Die Hoffnung stirbt zuletzt: Daniel Monteiro, Vater Augusto und der ältere Bruder Patrick (v.r.) drücken dem FC Porto in London die Daumen.

Das war auch schon vergangene Woche der Fall gewesen, als das Hinspiel gegen Thomas Tuchels Londoner mit 0:2 verloren wurde. „Noch habe ich aber ein bisschen Hoffnung“, sagt Daniel Monteiro. „Wir waren vergangene Woche besser.“ Chelseas Effektivität habe aber den Ausschlag gegeben und das Überraschungsteam dieser Saison in der Königsklasse in die Knie gezwungen. Und damit die Laune der Remscheider arg getrübt.

Ja, die Monteiros sind – im positivsten Sinne – Porto-bekloppt. Immer, wenn die restliche Familie in der Heimat besucht wird, gehört auch ein Abstecher ins Stadion dazu. „Wir waren beispielsweise auch bei der Einweihung 2003 dabei, als Barcelona mit dem ganz jungen Lionel Messi zu Gast war“, erzählt Daniel Monteiro, dessen Eltern aus der Nähe der Küstenstadt stammen, während er selbst in Lennep zur Welt gekommen ist. Aber auch dort verpasst er dank eines Abonnements des vereinseigenen Kanals nichts. Zudem nutzen die Remscheider jede Gelegenheit, ihren Verein zu unterstützen, wenn dieser in der Nähe aktiv ist. Wie beim Testspiel in Mönchengladbach vor sechs Jahren oder dem Europa-League-Auftritt in Dortmund 2016. Über unterschiedliche Fangruppen kommen sie immer an Karten. Und sogar bei einem Trainingslager in den Niederlanden stattete die Familie der Mannschaft einen Besuch ab.

Ein Comeback des langjährigen FCR-Motors könnte Realität werden

Logisch, dass auch Töchterchen Luana, die im Mai ein Jahr alt wird, schon ein blau-weißes Trikot hat. Sie ist das große Glück von Daniel Monteiro und seiner Ehefrau Filomena, die er – na klar – quasi auch beim Fußball kennengelernt hat. 2012 war das, als im portugiesischen Zentrum gemeinsam die EM-Spiele von Cristiano Ronaldo und Co. verfolgt wurden.

Mit der eigenen Fußballkarriere hat der langjährige Mittelfeldmotor des FC Remscheid auch noch nicht abgeschlossen. „Monti“, wie er beim Landesligisten zwischen 2010 und 2016 genannt wurde, möchte noch einmal angreifen.
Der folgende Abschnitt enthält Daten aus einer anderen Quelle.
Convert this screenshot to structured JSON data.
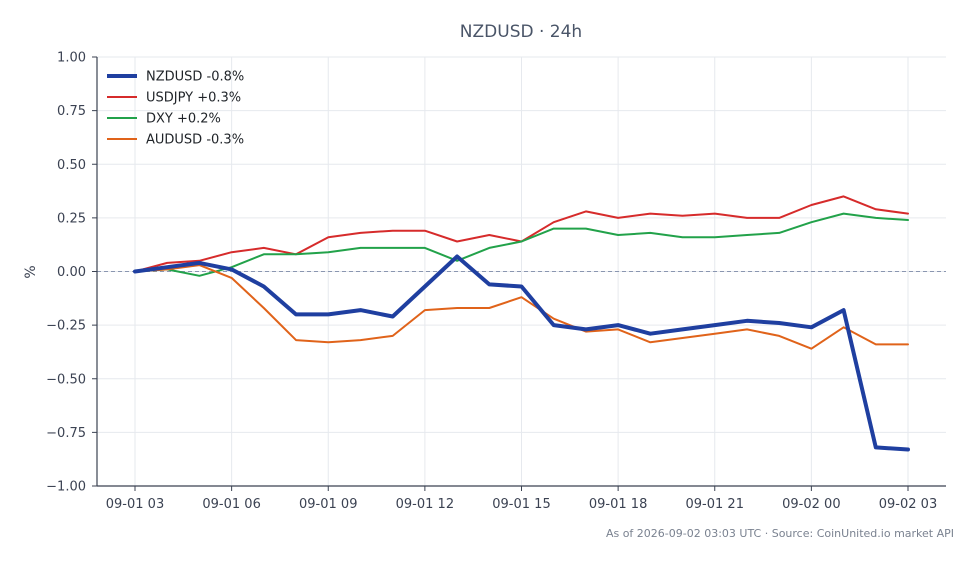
{
  "chart_data": {
    "type": "line",
    "title": "NZDUSD · 24h",
    "xlabel": "",
    "ylabel": "%",
    "ylim": [
      -1.0,
      1.0
    ],
    "yticks": [
      1.0,
      0.75,
      0.5,
      0.25,
      0.0,
      -0.25,
      -0.5,
      -0.75,
      -1.0
    ],
    "ytick_labels": [
      "1.00",
      "0.75",
      "0.50",
      "0.25",
      "0.00",
      "−0.25",
      "−0.50",
      "−0.75",
      "−1.00"
    ],
    "xtick_labels": [
      "09-01 03",
      "09-01 06",
      "09-01 09",
      "09-01 12",
      "09-01 15",
      "09-01 18",
      "09-01 21",
      "09-02 00",
      "09-02 03"
    ],
    "x": [
      "09-01 03",
      "09-01 04",
      "09-01 05",
      "09-01 06",
      "09-01 07",
      "09-01 08",
      "09-01 09",
      "09-01 10",
      "09-01 11",
      "09-01 12",
      "09-01 13",
      "09-01 14",
      "09-01 15",
      "09-01 16",
      "09-01 17",
      "09-01 18",
      "09-01 19",
      "09-01 20",
      "09-01 21",
      "09-01 22",
      "09-01 23",
      "09-02 00",
      "09-02 01",
      "09-02 02",
      "09-02 03"
    ],
    "grid": true,
    "reference_line": 0,
    "legend_position": "top-left",
    "series": [
      {
        "name": "NZDUSD -0.8%",
        "color": "#1f3fa0",
        "width": 4,
        "values": [
          0.0,
          0.02,
          0.04,
          0.01,
          -0.07,
          -0.2,
          -0.2,
          -0.18,
          -0.21,
          -0.07,
          0.07,
          -0.06,
          -0.07,
          -0.25,
          -0.27,
          -0.25,
          -0.29,
          -0.27,
          -0.25,
          -0.23,
          -0.24,
          -0.26,
          -0.18,
          -0.82,
          -0.83
        ]
      },
      {
        "name": "USDJPY +0.3%",
        "color": "#d62b2b",
        "width": 2,
        "values": [
          0.0,
          0.04,
          0.05,
          0.09,
          0.11,
          0.08,
          0.16,
          0.18,
          0.19,
          0.19,
          0.14,
          0.17,
          0.14,
          0.23,
          0.28,
          0.25,
          0.27,
          0.26,
          0.27,
          0.25,
          0.25,
          0.31,
          0.35,
          0.29,
          0.27
        ]
      },
      {
        "name": "DXY +0.2%",
        "color": "#22a24a",
        "width": 2,
        "values": [
          0.0,
          0.01,
          -0.02,
          0.02,
          0.08,
          0.08,
          0.09,
          0.11,
          0.11,
          0.11,
          0.05,
          0.11,
          0.14,
          0.2,
          0.2,
          0.17,
          0.18,
          0.16,
          0.16,
          0.17,
          0.18,
          0.23,
          0.27,
          0.25,
          0.24
        ]
      },
      {
        "name": "AUDUSD -0.3%",
        "color": "#e0631a",
        "width": 2,
        "values": [
          0.0,
          0.01,
          0.03,
          -0.03,
          -0.17,
          -0.32,
          -0.33,
          -0.32,
          -0.3,
          -0.18,
          -0.17,
          -0.17,
          -0.12,
          -0.22,
          -0.28,
          -0.27,
          -0.33,
          -0.31,
          -0.29,
          -0.27,
          -0.3,
          -0.36,
          -0.26,
          -0.34,
          -0.34
        ]
      }
    ]
  },
  "footer": "As of 2026-09-02 03:03 UTC · Source: CoinUnited.io market API",
  "colors": {
    "axis": "#3b4252",
    "grid": "#e6e9ee",
    "reference": "#8a96b0"
  }
}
Jetzt, wo er bei Oerlikon Barmag im Montage-Bereich einen unbefristeten Vertrag unterschrieben hat. Dafür muss nur noch das lädierte Knie mitmachen, das seit einiger Zeit Probleme bereitet. „Ein Eingriff wird wohl nötig sein“, sagt der 30-Jährige. Eines würde zur Genesung ganz sicher auch beitragen: Ein Weiterkommen des FC Porto in der Champions League.